Qatar’s flagship Al Jazeera news channel has hit back at Israel over its decision to close the TV station’s Jerusalem bureau and revoke the accreditation of its journalists saying the move undermines the nation’s claim to be a democracy.
Al Jazeera has found itself at the centre of one of the most inflammatory diplomatic crises to grip the gulf states in decades. Saudi Arabia and its allies—accusing Qatar of supporting terrorism and backing regional rival Iran—have cut all ties with their tiny gas producing neighbor. The closure of Doha-based Al Jazeera is one of 13 demands issued by Saudi Arabia, Egypt, the UAE and Bahrain before normal relations can resume.
Israel gave its most explicit backing of the Saudi boycott to date on Sunday when Communications Minister Ayoub Kara said Israel would shut down the network's cable and satellite transmissions in the country as well as the other measures against its journalists.
"We have based our decision on the move by Sunni Arab states to close the Al Jazeera offices and prohibiting their work," Kara said. His comments followed statements by Israeli Prime Minister Benjamin Netanyahu criticising the channel’s coverage of recent Arab boycotts over Israeli security measures at Jerusalem’s al-Aqsa Mosque. Al Jazeera was denied access to the press conference about its own future.
Fewer than 24 hours later the news channel offered its response.

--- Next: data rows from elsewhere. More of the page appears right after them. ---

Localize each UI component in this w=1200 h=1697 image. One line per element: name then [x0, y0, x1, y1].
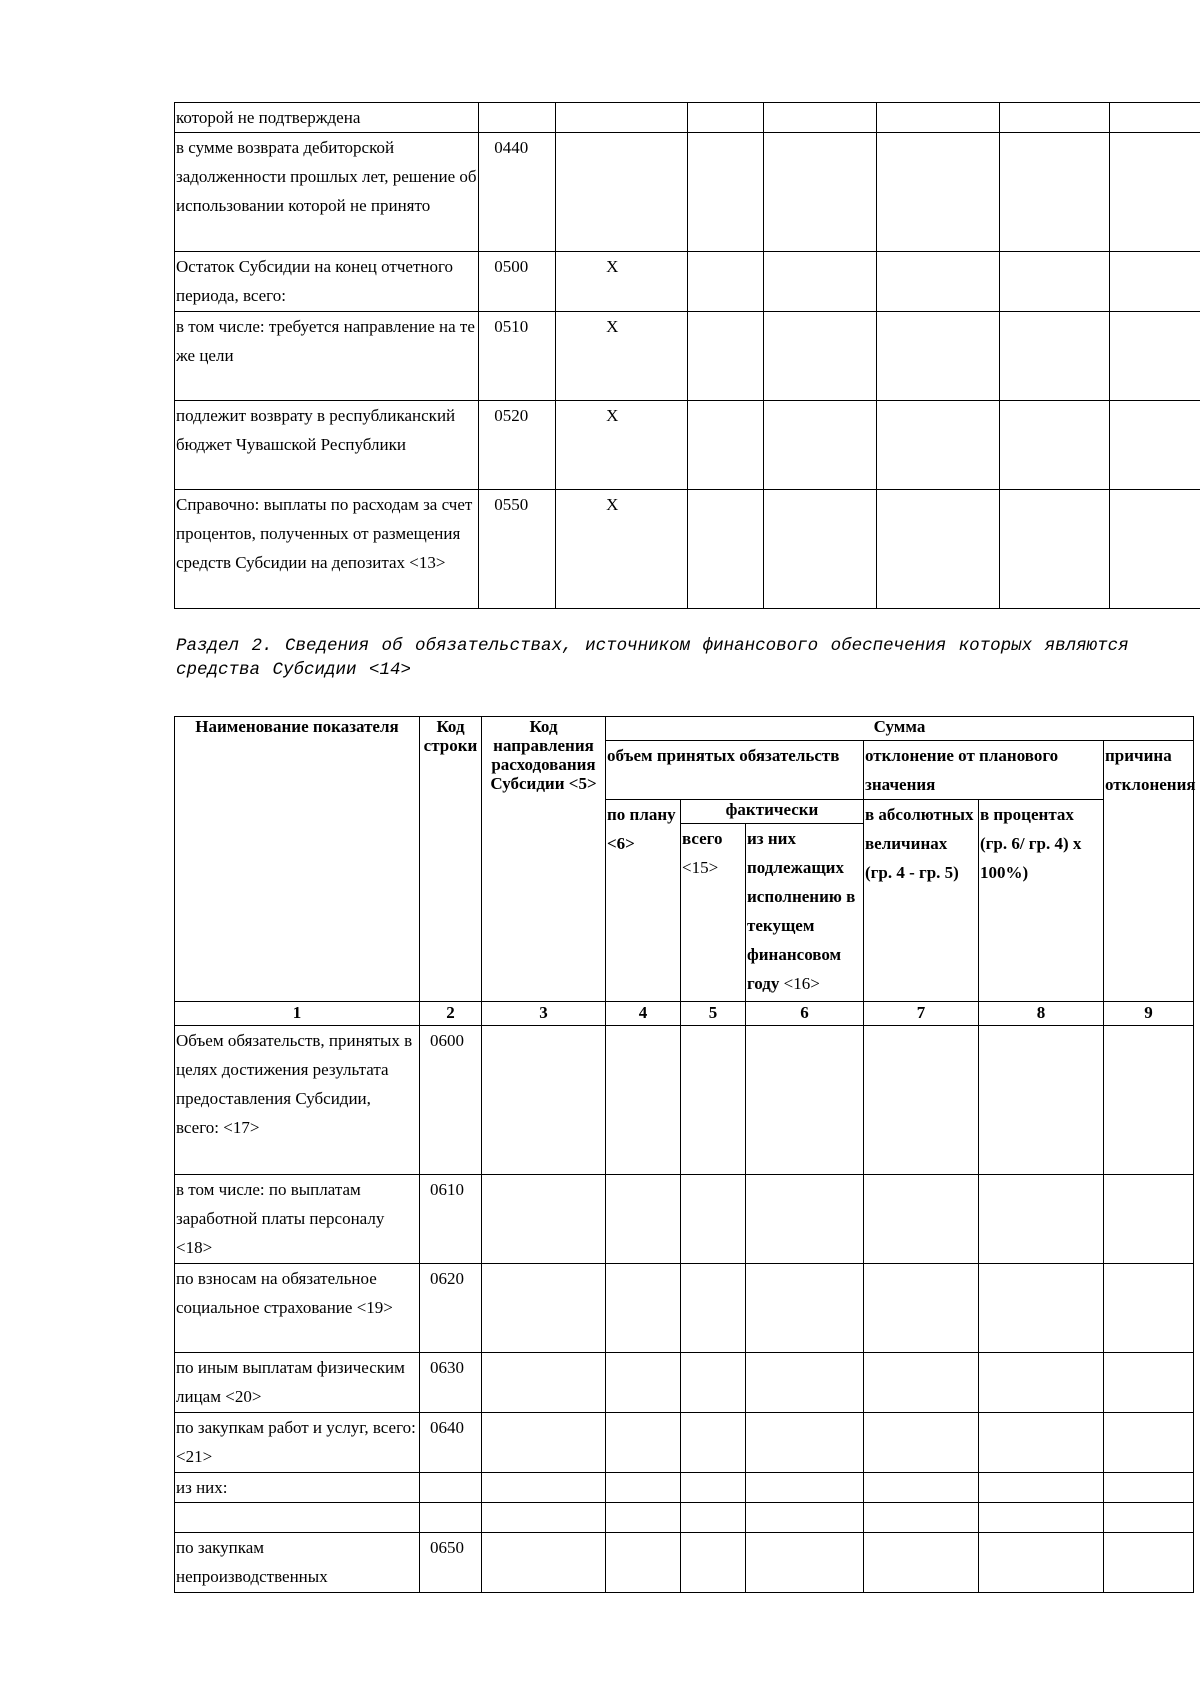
header-actual-total — [681, 824, 746, 1002]
row-name: Остаток Субсидии на конец отчетного периода, всего: — [175, 252, 479, 312]
cell — [1104, 1533, 1194, 1593]
row-name: подлежит возврату в республиканский бюджет Чувашской Республики — [175, 401, 479, 490]
cell — [681, 1264, 746, 1353]
cell — [1000, 133, 1110, 252]
row-name: Объем обязательств, принятых в целях достижения результата предоставления Субсидии, всего: <17> — [175, 1026, 420, 1175]
cell — [1109, 103, 1200, 133]
cell — [482, 1264, 606, 1353]
cell — [1000, 103, 1110, 133]
cell — [688, 103, 764, 133]
column-number: 9 — [1104, 1002, 1194, 1026]
column-number: 2 — [420, 1002, 482, 1026]
cell — [764, 133, 877, 252]
row-code: 0510 — [479, 312, 556, 401]
table-row — [175, 103, 1200, 133]
row-direction — [556, 133, 688, 252]
table-row — [175, 490, 1200, 609]
table-row — [175, 252, 1200, 312]
header-name: Наименование показателя — [175, 717, 420, 1002]
row-code: 0650 — [420, 1533, 482, 1593]
cell — [979, 1473, 1104, 1503]
cell — [746, 1473, 864, 1503]
row-name: по иным выплатам физическим лицам <20> — [175, 1353, 420, 1413]
cell — [681, 1353, 746, 1413]
cell — [864, 1413, 979, 1473]
header-actual-current-ref: <16> — [783, 974, 820, 993]
row-name — [175, 1503, 420, 1533]
header-accepted: объем принятых обязательств — [606, 741, 864, 800]
column-number: 5 — [681, 1002, 746, 1026]
cell — [877, 490, 1000, 609]
header-plan: по плану <6> — [606, 800, 681, 1002]
column-number: 6 — [746, 1002, 864, 1026]
header-actual-total-label: всего — [682, 829, 723, 848]
row-name: по закупкам работ и услуг, всего: <21> — [175, 1413, 420, 1473]
row-code: 0550 — [479, 490, 556, 609]
cell — [606, 1533, 681, 1593]
table-row — [175, 1533, 1194, 1593]
header-pct: в процентах (гр. 6/ гр. 4) x 100%) — [979, 800, 1104, 1002]
column-number: 3 — [482, 1002, 606, 1026]
row-direction: X — [556, 312, 688, 401]
row-code — [479, 103, 556, 133]
cell — [606, 1473, 681, 1503]
cell — [864, 1473, 979, 1503]
cell — [979, 1175, 1104, 1264]
table-section1 — [174, 102, 1200, 609]
cell — [746, 1175, 864, 1264]
cell — [979, 1264, 1104, 1353]
cell — [482, 1473, 606, 1503]
row-name: Справочно: выплаты по расходам за счет процентов, полученных от размещения средств Субсидии на депозитах <13> — [175, 490, 479, 609]
table-row — [175, 1026, 1194, 1175]
row-code: 0440 — [479, 133, 556, 252]
cell — [606, 1353, 681, 1413]
cell — [1109, 252, 1200, 312]
row-code: 0640 — [420, 1413, 482, 1473]
cell — [1109, 401, 1200, 490]
row-direction: X — [556, 490, 688, 609]
table-row — [175, 1503, 1194, 1533]
cell — [764, 103, 877, 133]
column-number: 1 — [175, 1002, 420, 1026]
row-name: в сумме возврата дебиторской задолженности прошлых лет, решение об использовании которой не принято — [175, 133, 479, 252]
cell — [606, 1026, 681, 1175]
cell — [482, 1026, 606, 1175]
header-actual: фактически — [681, 800, 864, 824]
cell — [746, 1264, 864, 1353]
cell — [482, 1503, 606, 1533]
cell — [864, 1026, 979, 1175]
cell — [482, 1413, 606, 1473]
cell — [681, 1413, 746, 1473]
row-direction: X — [556, 401, 688, 490]
row-code — [420, 1473, 482, 1503]
header-code: Код строки — [420, 717, 482, 1002]
table-row — [175, 1175, 1194, 1264]
cell — [764, 252, 877, 312]
header-reason: причина отклонения — [1104, 741, 1194, 1002]
cell — [606, 1175, 681, 1264]
row-code — [420, 1503, 482, 1533]
table-row — [175, 1353, 1194, 1413]
table-row — [175, 1473, 1194, 1503]
cell — [1104, 1175, 1194, 1264]
column-number: 8 — [979, 1002, 1104, 1026]
cell — [864, 1503, 979, 1533]
row-name: в том числе: требуется направление на те же цели — [175, 312, 479, 401]
table-row — [175, 133, 1200, 252]
table-section2 — [174, 716, 1194, 1593]
cell — [764, 312, 877, 401]
cell — [1109, 490, 1200, 609]
row-code: 0620 — [420, 1264, 482, 1353]
cell — [877, 401, 1000, 490]
cell — [1109, 133, 1200, 252]
cell — [688, 312, 764, 401]
row-code: 0600 — [420, 1026, 482, 1175]
cell — [864, 1533, 979, 1593]
header-actual-current-label: из них подлежащих исполнению в текущем финансовом году — [747, 829, 856, 993]
cell — [746, 1353, 864, 1413]
cell — [681, 1473, 746, 1503]
cell — [681, 1533, 746, 1593]
table-row — [175, 1264, 1194, 1353]
cell — [606, 1413, 681, 1473]
table-row — [175, 1413, 1194, 1473]
cell — [482, 1533, 606, 1593]
row-name: которой не подтверждена — [175, 103, 479, 133]
row-code: 0520 — [479, 401, 556, 490]
column-number: 4 — [606, 1002, 681, 1026]
cell — [1000, 401, 1110, 490]
cell — [482, 1175, 606, 1264]
column-number-row — [175, 1002, 1194, 1026]
cell — [482, 1353, 606, 1413]
row-direction — [556, 103, 688, 133]
cell — [1104, 1473, 1194, 1503]
cell — [979, 1503, 1104, 1533]
cell — [764, 490, 877, 609]
row-name: по закупкам непроизводственных — [175, 1533, 420, 1593]
cell — [746, 1503, 864, 1533]
cell — [681, 1175, 746, 1264]
cell — [1000, 312, 1110, 401]
section-caption: Раздел 2. Сведения об обязательствах, источником финансового обеспечения которых являются средства Субсидии <14> — [176, 636, 1129, 680]
table-row — [175, 401, 1200, 490]
cell — [864, 1175, 979, 1264]
cell — [746, 1026, 864, 1175]
cell — [979, 1353, 1104, 1413]
row-name: в том числе: по выплатам заработной платы персоналу <18> — [175, 1175, 420, 1264]
header-sum: Сумма — [606, 717, 1194, 741]
cell — [877, 103, 1000, 133]
cell — [1104, 1413, 1194, 1473]
cell — [1000, 252, 1110, 312]
cell — [1104, 1264, 1194, 1353]
cell — [688, 401, 764, 490]
table-row — [175, 312, 1200, 401]
header-row — [175, 717, 1194, 741]
cell — [764, 401, 877, 490]
cell — [606, 1503, 681, 1533]
row-name: по взносам на обязательное социальное страхование <19> — [175, 1264, 420, 1353]
cell — [864, 1353, 979, 1413]
header-direction: Код направления расходования Субсидии <5> — [482, 717, 606, 1002]
header-actual-total-ref: <15> — [682, 858, 719, 877]
cell — [1104, 1353, 1194, 1413]
row-name: из них: — [175, 1473, 420, 1503]
cell — [1109, 312, 1200, 401]
cell — [979, 1413, 1104, 1473]
cell — [1104, 1503, 1194, 1533]
cell — [681, 1026, 746, 1175]
cell — [688, 490, 764, 609]
row-code: 0630 — [420, 1353, 482, 1413]
row-code: 0610 — [420, 1175, 482, 1264]
header-deviation: отклонение от планового значения — [864, 741, 1104, 800]
cell — [606, 1264, 681, 1353]
cell — [688, 133, 764, 252]
cell — [746, 1533, 864, 1593]
cell — [877, 133, 1000, 252]
cell — [877, 312, 1000, 401]
cell — [1104, 1026, 1194, 1175]
cell — [877, 252, 1000, 312]
cell — [688, 252, 764, 312]
cell — [979, 1026, 1104, 1175]
cell — [864, 1264, 979, 1353]
cell — [681, 1503, 746, 1533]
header-abs: в абсолютных величинах (гр. 4 - гр. 5) — [864, 800, 979, 1002]
row-code: 0500 — [479, 252, 556, 312]
cell — [979, 1533, 1104, 1593]
cell — [1000, 490, 1110, 609]
cell — [746, 1413, 864, 1473]
column-number: 7 — [864, 1002, 979, 1026]
row-direction: X — [556, 252, 688, 312]
header-actual-current — [746, 824, 864, 1002]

In a statement on the planned closure and other measures Al Jazeera said it “ denounces this decision made by a state that claims to be ‘the only democratic state in the Middle East.’"
Al Jazeera said that it would “watch closely the developments that may result from the Israeli decision, and will take the necessary legal measures towards it.”
The news channel challenged Kara, saying the Israeli minister had failed to substantiate his claims over Al Jazeera’s coverage, saying the network would “continue covering news and events in the occupied Palestinian territories in a professional and objective manner in accordance with the common journalistic standards set by the relevant international organizations, such as the British Broadcasting Code of Ofcom."
The move by Israel follows the closure of Al Jazeera bureaus in Saudi Arabia and Jordan. The UAE has also blocked Al Jazeera’s signal, while Egypt banned Al Jazeera following the ouster of the country’s Muslim Brotherhood President Mohammed Morsi. Al Jazeera and its Arabic language channel in particular have been accused of support for the Islamist movement.